La vera pietra miliare di questa prima generazione di giochi di ruolo isometrici è però indiscutibilmente lo storico e bellissimo Pool of Radiance (Strategic Simulations, Inc. – 1988). Il gioco fu il primo di quattro indimenticabili titoli costruiti dalla SSI utilizzando il "Gold Box Engine":  Curse of the Azure Bonds (1989), Secret of the Silver Blades (1990), and Pools of Darkness (1991), a cui seguirono altri titoli ancora negli anni seguenti.

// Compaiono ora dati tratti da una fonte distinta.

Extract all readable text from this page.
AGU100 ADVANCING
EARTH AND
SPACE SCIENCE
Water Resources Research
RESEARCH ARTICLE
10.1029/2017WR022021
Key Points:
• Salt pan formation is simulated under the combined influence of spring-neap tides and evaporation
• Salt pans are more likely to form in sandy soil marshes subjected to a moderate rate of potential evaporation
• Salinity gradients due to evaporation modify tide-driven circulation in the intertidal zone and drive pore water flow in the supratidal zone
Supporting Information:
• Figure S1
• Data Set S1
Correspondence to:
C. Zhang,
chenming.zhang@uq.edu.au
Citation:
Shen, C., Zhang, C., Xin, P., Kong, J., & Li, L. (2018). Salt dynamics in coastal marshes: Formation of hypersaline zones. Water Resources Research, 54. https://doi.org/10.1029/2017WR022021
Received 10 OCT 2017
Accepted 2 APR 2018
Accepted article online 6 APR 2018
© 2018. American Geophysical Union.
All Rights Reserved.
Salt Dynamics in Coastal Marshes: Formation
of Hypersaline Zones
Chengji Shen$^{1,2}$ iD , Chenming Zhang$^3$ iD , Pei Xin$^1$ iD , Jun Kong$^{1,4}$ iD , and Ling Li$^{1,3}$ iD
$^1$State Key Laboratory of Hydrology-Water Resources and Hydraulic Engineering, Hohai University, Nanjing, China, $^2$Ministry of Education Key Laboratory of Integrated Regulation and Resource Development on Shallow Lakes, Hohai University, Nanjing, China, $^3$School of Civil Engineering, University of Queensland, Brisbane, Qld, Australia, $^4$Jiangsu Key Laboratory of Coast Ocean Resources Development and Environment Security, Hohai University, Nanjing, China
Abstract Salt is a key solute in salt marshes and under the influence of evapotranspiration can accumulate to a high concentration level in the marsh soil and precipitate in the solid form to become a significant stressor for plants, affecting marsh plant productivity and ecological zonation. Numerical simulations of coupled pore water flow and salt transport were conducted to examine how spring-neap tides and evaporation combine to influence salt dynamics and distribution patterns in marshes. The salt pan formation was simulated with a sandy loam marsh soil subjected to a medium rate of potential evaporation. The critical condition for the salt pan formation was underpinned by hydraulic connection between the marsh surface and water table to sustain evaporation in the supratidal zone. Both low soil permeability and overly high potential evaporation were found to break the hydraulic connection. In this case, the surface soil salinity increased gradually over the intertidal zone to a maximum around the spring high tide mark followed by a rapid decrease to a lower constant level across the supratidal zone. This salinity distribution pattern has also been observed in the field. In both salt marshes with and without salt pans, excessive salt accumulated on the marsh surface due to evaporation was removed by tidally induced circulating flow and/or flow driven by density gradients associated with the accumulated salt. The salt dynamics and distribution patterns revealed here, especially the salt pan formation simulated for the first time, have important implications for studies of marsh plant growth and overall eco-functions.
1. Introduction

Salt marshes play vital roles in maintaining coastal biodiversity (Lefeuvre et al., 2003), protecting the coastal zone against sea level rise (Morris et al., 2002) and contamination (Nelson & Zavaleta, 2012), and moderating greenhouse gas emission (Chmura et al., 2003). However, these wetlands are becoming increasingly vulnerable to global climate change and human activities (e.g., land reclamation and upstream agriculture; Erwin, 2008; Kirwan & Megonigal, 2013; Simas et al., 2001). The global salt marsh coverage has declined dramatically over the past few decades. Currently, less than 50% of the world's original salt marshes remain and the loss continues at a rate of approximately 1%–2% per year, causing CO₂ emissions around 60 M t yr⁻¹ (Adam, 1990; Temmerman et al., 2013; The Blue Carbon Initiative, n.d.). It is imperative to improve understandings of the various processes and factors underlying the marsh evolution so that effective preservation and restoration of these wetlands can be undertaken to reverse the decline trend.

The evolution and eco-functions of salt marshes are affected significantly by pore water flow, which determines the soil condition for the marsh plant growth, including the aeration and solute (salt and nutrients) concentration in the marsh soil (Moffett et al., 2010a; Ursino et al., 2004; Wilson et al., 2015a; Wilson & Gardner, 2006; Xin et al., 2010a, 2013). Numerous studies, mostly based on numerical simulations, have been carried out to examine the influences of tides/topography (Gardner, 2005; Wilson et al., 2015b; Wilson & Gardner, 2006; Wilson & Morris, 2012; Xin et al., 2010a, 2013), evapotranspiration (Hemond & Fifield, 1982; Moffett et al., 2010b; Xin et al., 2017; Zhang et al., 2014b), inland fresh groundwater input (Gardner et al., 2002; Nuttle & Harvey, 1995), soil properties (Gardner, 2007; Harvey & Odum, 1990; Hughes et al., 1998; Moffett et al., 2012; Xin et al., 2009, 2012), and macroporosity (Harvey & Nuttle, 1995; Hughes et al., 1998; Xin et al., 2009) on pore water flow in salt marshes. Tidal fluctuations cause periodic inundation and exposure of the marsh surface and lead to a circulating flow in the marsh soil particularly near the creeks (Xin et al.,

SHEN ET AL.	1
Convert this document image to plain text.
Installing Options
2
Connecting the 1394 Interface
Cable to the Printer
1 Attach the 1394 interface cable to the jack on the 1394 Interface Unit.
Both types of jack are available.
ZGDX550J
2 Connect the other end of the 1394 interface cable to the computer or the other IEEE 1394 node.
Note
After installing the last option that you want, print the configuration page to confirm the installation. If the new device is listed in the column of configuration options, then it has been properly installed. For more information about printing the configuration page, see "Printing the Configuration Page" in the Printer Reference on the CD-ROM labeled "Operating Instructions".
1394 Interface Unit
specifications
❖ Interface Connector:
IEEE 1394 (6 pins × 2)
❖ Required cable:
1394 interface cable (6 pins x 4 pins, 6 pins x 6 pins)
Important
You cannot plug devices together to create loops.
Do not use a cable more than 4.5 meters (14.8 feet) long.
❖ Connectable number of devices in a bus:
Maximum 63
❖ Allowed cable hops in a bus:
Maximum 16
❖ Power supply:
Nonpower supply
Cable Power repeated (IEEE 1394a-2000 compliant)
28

Anche il Gold Box Engine utilizza la prima persona in soggettiva per l'esplorazione dei dungeon e la visuale isometrica per i combattimenti (all'aperto e al chiuso).
La saga iniziata con Pool of Radiance resta celebre, oltre che per la profondità di gioco e l'ottimo gameplay, per essere il primo titolo in assoluto a utilizzare la licenza ufficiale di D&D, che la TSR aveva concesso alla SSI dopo aver constatato il grande successo della saga di Ultima.
Giusto per curiosità, credo valga la pena aggiungere che fra le società che richiesero alla TSR i diritti del AD&D c'erano anche la EA (aaargh!) e la Sierra.

       

LA SECONDA GENERAZIONE:
La strada aperta da Pool of Radiance viene percorsa negli anni dalla SSI con grande maestria, ma senza la forza e la capacità di innovare veramente: si continuava a fare quello che si era sempre fatto, soltanto con qualche miglioria grafica e strutturale minore.
Tuttavia il loro Dark Sun: Shattered Lands (1993), pur realizzato con un motore nuovo ma ancora acerbo (il Dark Sun Engine), è un notevole passo avanti. Sia per il netto salto di qualità nella grafica, sia –soprattutto- per l’ottimo sistema di combattimento, che riproduceva in modo fedele (e divertente!) le regole dell’AD&D.
Il mondo di gioco (per quanto costruito “ad oggetti” e non con fondali disegnati) era ancora ben poco manipolabile, però il gioco era avvincente e riusciva a raccontare in modo soddisfacente la sua storia, riproducendo in modo fedele la bellissima ambientazione di gioco.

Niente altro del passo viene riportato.